La Cuenta Clara de Abanca, la Cuenta ON de Bankia (solo para nuevos clientes), la Cuenta Online de BBVA (también reservada a nuevos clientes) y la Cuenta Self de SelfBank son algunas de las excepciones. Este tipo de cuentas permite la domiciliación de recibos, así como la emisión de transferencias gratuitas para realizar pagos. Además, cada miembro de la pareja puede disponer de su tarjeta de débito sin cuotas de emisión ni de renovación para realizar compras en comercios físicos o en línea y sacar dinero en cajeros.
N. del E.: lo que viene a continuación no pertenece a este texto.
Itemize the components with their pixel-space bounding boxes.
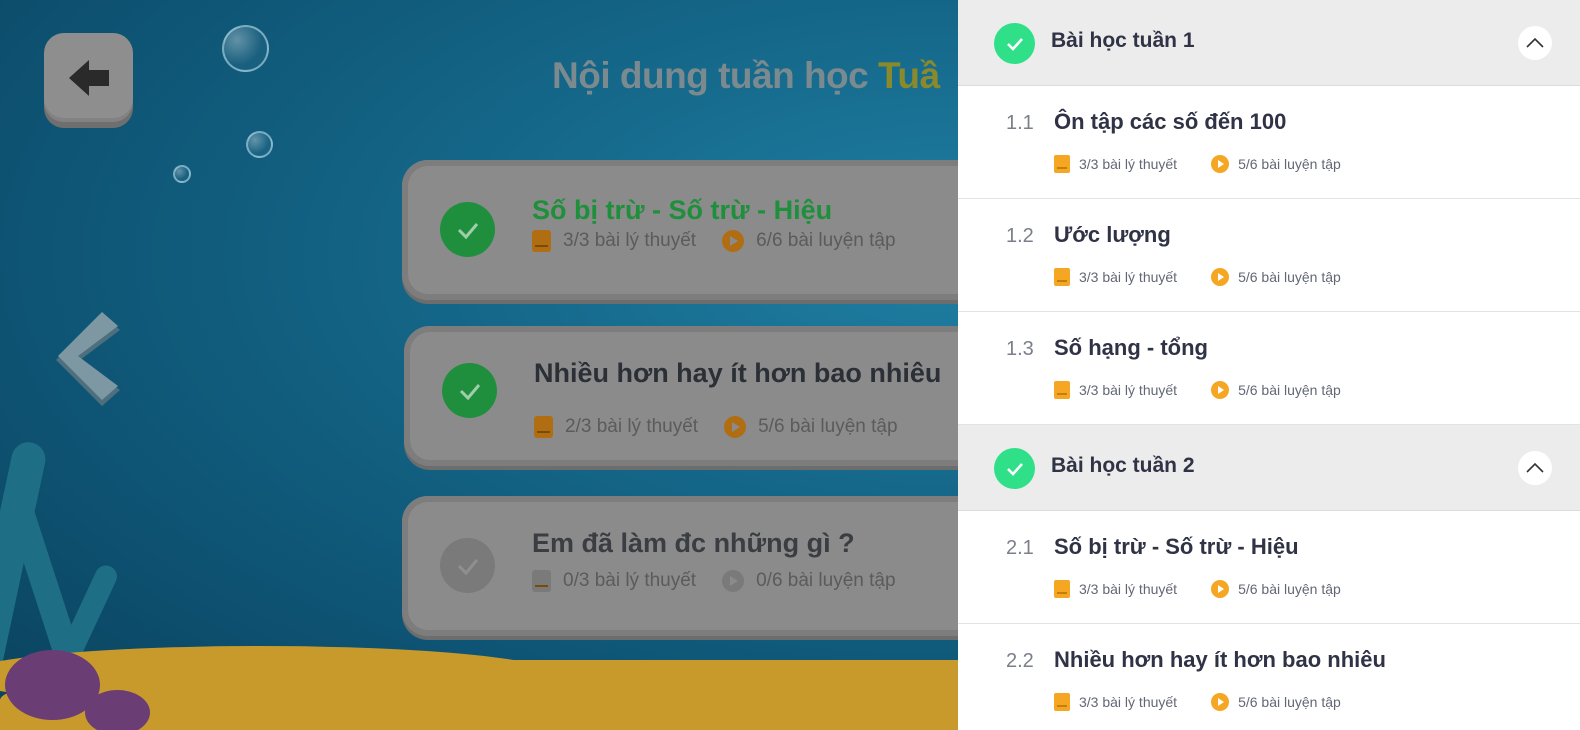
lesson-meta: 3/3 bài lý thuyết 5/6 bài luyện tập: [1054, 693, 1341, 711]
practice-count: 5/6 bài luyện tập: [1238, 694, 1341, 710]
lesson-number: 2.2: [1006, 650, 1034, 672]
play-icon: [1211, 155, 1230, 173]
practice-count: 5/6 bài luyện tập: [1238, 382, 1341, 398]
practice-count: 6/6 bài luyện tập: [756, 230, 896, 251]
theory-count: 0/3 bài lý thuyết: [563, 570, 697, 591]
lesson-card-title: Số bị trừ - Số trừ - Hiệu: [532, 195, 833, 225]
lesson-number: 1.3: [1006, 338, 1034, 360]
lesson-card-meta: 0/3 bài lý thuyết 0/6 bài luyện tập: [532, 570, 896, 592]
week-lessons-panel: Bài học tuần 1 1.1 Ôn tập các số đến 100…: [958, 0, 1580, 730]
chevron-up-icon[interactable]: [1518, 451, 1552, 485]
book-icon: [1054, 580, 1070, 598]
book-icon: [1054, 693, 1070, 711]
theory-count: 2/3 bài lý thuyết: [565, 416, 699, 437]
check-circle-icon: [994, 23, 1035, 64]
lesson-card-meta: 2/3 bài lý thuyết 5/6 bài luyện tập: [534, 416, 898, 438]
bubble-decoration: [222, 25, 269, 72]
lesson-number: 2.1: [1006, 537, 1034, 559]
coral-decoration: [85, 690, 150, 730]
page-title-main: Nội dung tuần học: [552, 55, 869, 96]
lesson-row[interactable]: 2.2 Nhiều hơn hay ít hơn bao nhiêu 3/3 b…: [958, 624, 1580, 730]
theory-count: 3/3 bài lý thuyết: [1079, 156, 1178, 172]
chevron-up-icon[interactable]: [1518, 26, 1552, 60]
book-icon: [1054, 155, 1070, 173]
lesson-card-title: Em đã làm đc những gì ?: [532, 528, 855, 558]
back-button[interactable]: [44, 33, 133, 122]
practice-count: 5/6 bài luyện tập: [1238, 581, 1341, 597]
check-circle-icon: [442, 363, 497, 418]
lesson-title: Số hạng - tổng: [1054, 335, 1208, 360]
check-circle-icon: [440, 538, 495, 593]
theory-count: 3/3 bài lý thuyết: [1079, 382, 1178, 398]
practice-count: 5/6 bài luyện tập: [1238, 269, 1341, 285]
practice-count: 5/6 bài luyện tập: [758, 416, 898, 437]
lesson-meta: 3/3 bài lý thuyết 5/6 bài luyện tập: [1054, 268, 1341, 286]
lesson-number: 1.2: [1006, 225, 1034, 247]
theory-count: 3/3 bài lý thuyết: [1079, 581, 1178, 597]
bubble-decoration: [173, 165, 191, 183]
lesson-meta: 3/3 bài lý thuyết 5/6 bài luyện tập: [1054, 381, 1341, 399]
lesson-title: Ôn tập các số đến 100: [1054, 109, 1287, 134]
play-icon: [1211, 268, 1230, 286]
lesson-row[interactable]: 1.1 Ôn tập các số đến 100 3/3 bài lý thu…: [958, 86, 1580, 199]
book-icon: [532, 570, 551, 592]
lesson-card[interactable]: Em đã làm đc những gì ? 0/3 bài lý thuyế…: [402, 496, 1022, 636]
lesson-title: Ước lượng: [1054, 222, 1171, 247]
week-header[interactable]: Bài học tuần 1: [958, 0, 1580, 86]
week-header[interactable]: Bài học tuần 2: [958, 425, 1580, 511]
page-title: Nội dung tuần học Tuầ: [552, 55, 940, 97]
check-circle-icon: [440, 202, 495, 257]
play-icon: [724, 416, 747, 438]
check-circle-icon: [994, 448, 1035, 489]
week-title: Bài học tuần 1: [1051, 29, 1195, 52]
chevron-left-icon[interactable]: [52, 310, 122, 410]
lesson-title: Nhiều hơn hay ít hơn bao nhiêu: [1054, 647, 1386, 672]
lesson-row[interactable]: 1.2 Ước lượng 3/3 bài lý thuyết 5/6 bài …: [958, 199, 1580, 312]
bubble-decoration: [246, 131, 273, 158]
lesson-title: Số bị trừ - Số trừ - Hiệu: [1054, 534, 1299, 559]
theory-count: 3/3 bài lý thuyết: [1079, 269, 1178, 285]
play-icon: [1211, 381, 1230, 399]
lesson-card-meta: 3/3 bài lý thuyết 6/6 bài luyện tập: [532, 230, 896, 252]
play-icon: [722, 570, 745, 592]
arrow-left-icon: [68, 59, 109, 96]
lesson-row[interactable]: 1.3 Số hạng - tổng 3/3 bài lý thuyết 5/6…: [958, 312, 1580, 425]
week-title: Bài học tuần 2: [1051, 454, 1195, 477]
play-icon: [722, 230, 745, 252]
book-icon: [1054, 381, 1070, 399]
practice-count: 5/6 bài luyện tập: [1238, 156, 1341, 172]
lesson-card-title: Nhiều hơn hay ít hơn bao nhiêu: [534, 358, 942, 388]
sand-floor: [0, 646, 1000, 730]
theory-count: 3/3 bài lý thuyết: [1079, 694, 1178, 710]
lesson-meta: 3/3 bài lý thuyết 5/6 bài luyện tập: [1054, 580, 1341, 598]
book-icon: [1054, 268, 1070, 286]
page-title-highlight: Tuầ: [878, 55, 940, 96]
lesson-card[interactable]: Số bị trừ - Số trừ - Hiệu 3/3 bài lý thu…: [402, 160, 1022, 300]
book-icon: [534, 416, 553, 438]
lesson-number: 1.1: [1006, 112, 1034, 134]
play-icon: [1211, 693, 1230, 711]
practice-count: 0/6 bài luyện tập: [756, 570, 896, 591]
play-icon: [1211, 580, 1230, 598]
book-icon: [532, 230, 551, 252]
lesson-row[interactable]: 2.1 Số bị trừ - Số trừ - Hiệu 3/3 bài lý…: [958, 511, 1580, 624]
lesson-card[interactable]: Nhiều hơn hay ít hơn bao nhiêu 2/3 bài l…: [404, 326, 1024, 466]
theory-count: 3/3 bài lý thuyết: [563, 230, 697, 251]
lesson-meta: 3/3 bài lý thuyết 5/6 bài luyện tập: [1054, 155, 1341, 173]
Y no obliga a ningún miembro de la pareja a domiciliar su nómina, por lo que ambos pueden mantener sus cuentas individuales y su independencia financiera.

Eso sí, pueden tener otros requisitos, especialmente relativos a la operativa. La Cuenta ON de Bankia y la Cuenta Clara de Abanca son cuentas para clientes con un perfil digital, por lo que estarán exentas de comisiones mientras los clientes realicen la operativa básica como transferencias o reintegros por canales digitales como las apps, las webs o los cajeros. En caso de operar en oficinas, las cuentas devengarán comisiones. La Cuenta Online de BBVA, aunque sí permite a sus titulares acudir a las oficinas del banco, solo puede contratarse por Internet. Y en el caso de la de SelfBank, la operativa es virtual por razones obvias (SelfBank es un banco online).